Personal Opinion about Hailo Zoo

I think it’s great that Hailo provides many pre-trained .hef models in the Zoo for people to use. However, the technical problem I’ve encountered is that there is no clear documentation on how to actually use these .hef files.

For example, I bought an RPi 5 and a Hailo-8 device, downloaded segformer_b0_bn.hef and other .hef files, but I still don’t know how to make them work.

I even tried asking ChatGPT, Grok, and Gemini to generate Python scripts that could run inference on the RPi 5 using .hef models, but after many attempts, I still couldn’t get it working.

Therefore, I would like to suggest that Hailo provide some tutorials—such as sample Python code—that clearly show users how to use .hef files for inference.
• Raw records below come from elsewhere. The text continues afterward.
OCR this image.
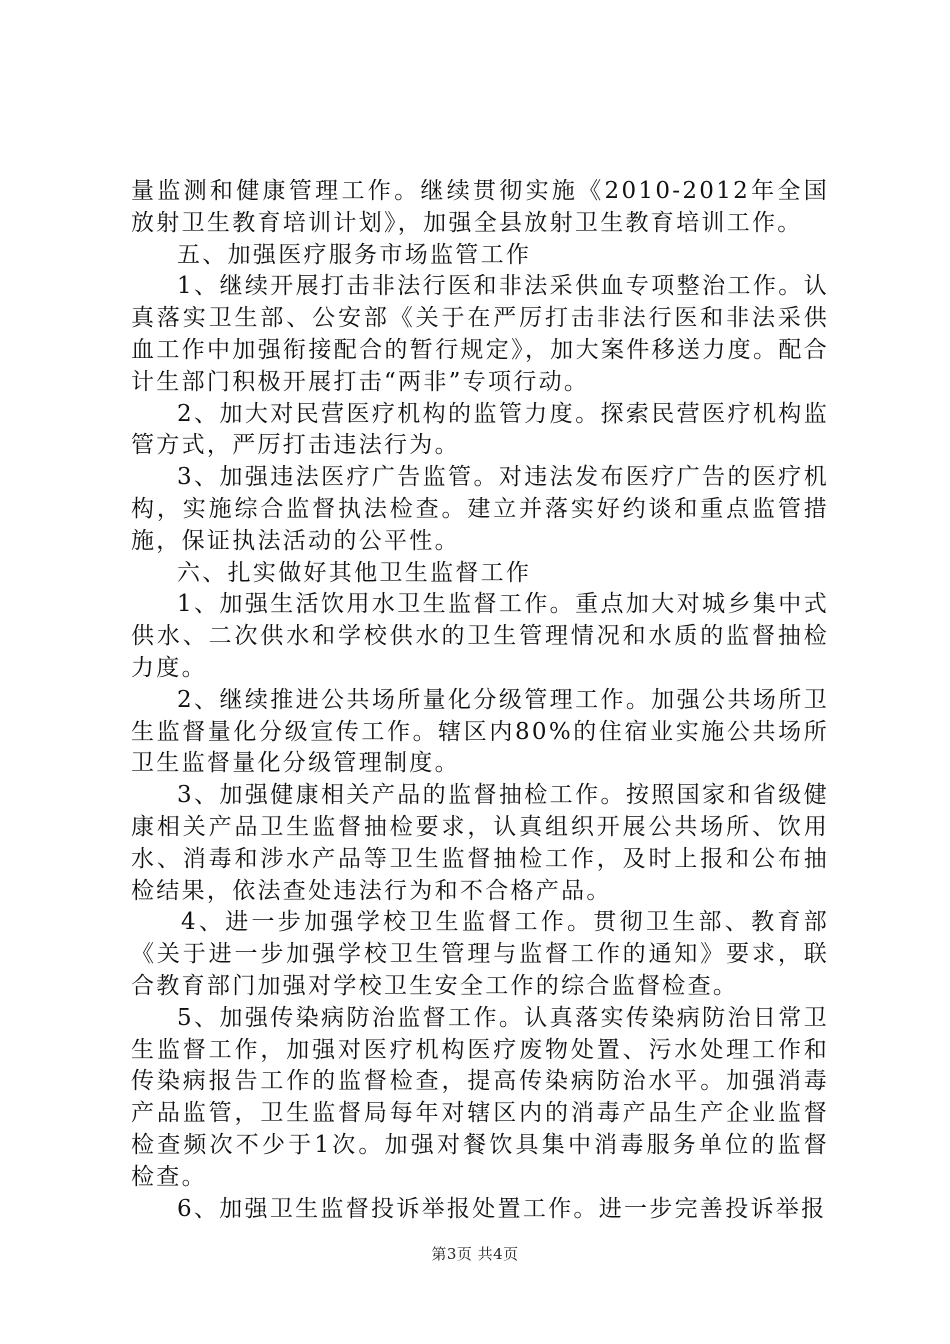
量监测和健康管理工作。继续贯彻实施《2010-2012年全国放射卫生教育培训计划》，加强全县放射卫生教育培训工作。

五、加强医疗服务市场监管工作

1、继续开展打击非法行医和非法采供血专项整治工作。认真落实卫生部、公安部《关于在严厉打击非法行医和非法采供血工作中加强衔接配合的暂行规定》，加大案件移送力度。配合计生部门积极开展打击“两非”专项行动。

2、加大对民营医疗机构的监管力度。探索民营医疗机构监管方式，严厉打击违法行为。

3、加强违法医疗广告监管。对违法发布医疗广告的医疗机构，实施综合监督执法检查。建立并落实好约谈和重点监管措施，保证执法活动的公平性。

六、扎实做好其他卫生监督工作

1、加强生活饮用水卫生监督工作。重点加大对城乡集中式供水、二次供水和学校供水的卫生管理情况和水质的监督抽检力度。

2、继续推进公共场所量化分级管理工作。加强公共场所卫生监督量化分级宣传工作。辖区内80%的住宿业实施公共场所卫生监督量化分级管理制度。

3、加强健康相关产品的监督抽检工作。按照国家和省级健康相关产品卫生监督抽检要求，认真组织开展公共场所、饮用水、消毒和涉水产品等卫生监督抽检工作，及时上报和公布抽检结果，依法查处违法行为和不合格产品。

4、进一步加强学校卫生监督工作。贯彻卫生部、教育部《关于进一步加强学校卫生管理与监督工作的通知》要求，联合教育部门加强对学校卫生安全工作的综合监督检查。

5、加强传染病防治监督工作。认真落实传染病防治日常卫生监督工作，加强对医疗机构医疗废物处置、污水处理工作和传染病报告工作的监督检查，提高传染病防治水平。加强消毒产品监管，卫生监督局每年对辖区内的消毒产品生产企业监督检查频次不少于1次。加强对餐饮具集中消毒服务单位的监督检查。

6、加强卫生监督投诉举报处置工作。进一步完善投诉举报

第3页 共4页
P.S. I’ve seen others raise the same question, and Hailo’s response was basically “please check the examples.” Honestly, I find that kind of reply unhelpful—it feels like no real answer at all.

Hi @Chin_Hsu,

Glad to hear that you’re making your first steps with Hailo and Raspberry-pi!

You have a few ways of using the HEF:

  1. From within the Model-Zoo itself, check the evaluation and visualization options.

  2. Using the hailo-apps GitHub for some bre-baked pipelines using the HEFs from the MZ.

    Note, that in the hilo-apps examples, we do not have example for all the networks that are in the MZ.

Thank you for the sharing. Currently, there are tutorials on depth, detection, detection_simple, face_recognition, instance_segmentation, pose_estimation. It would be perfect if you could also add semantic segmentation.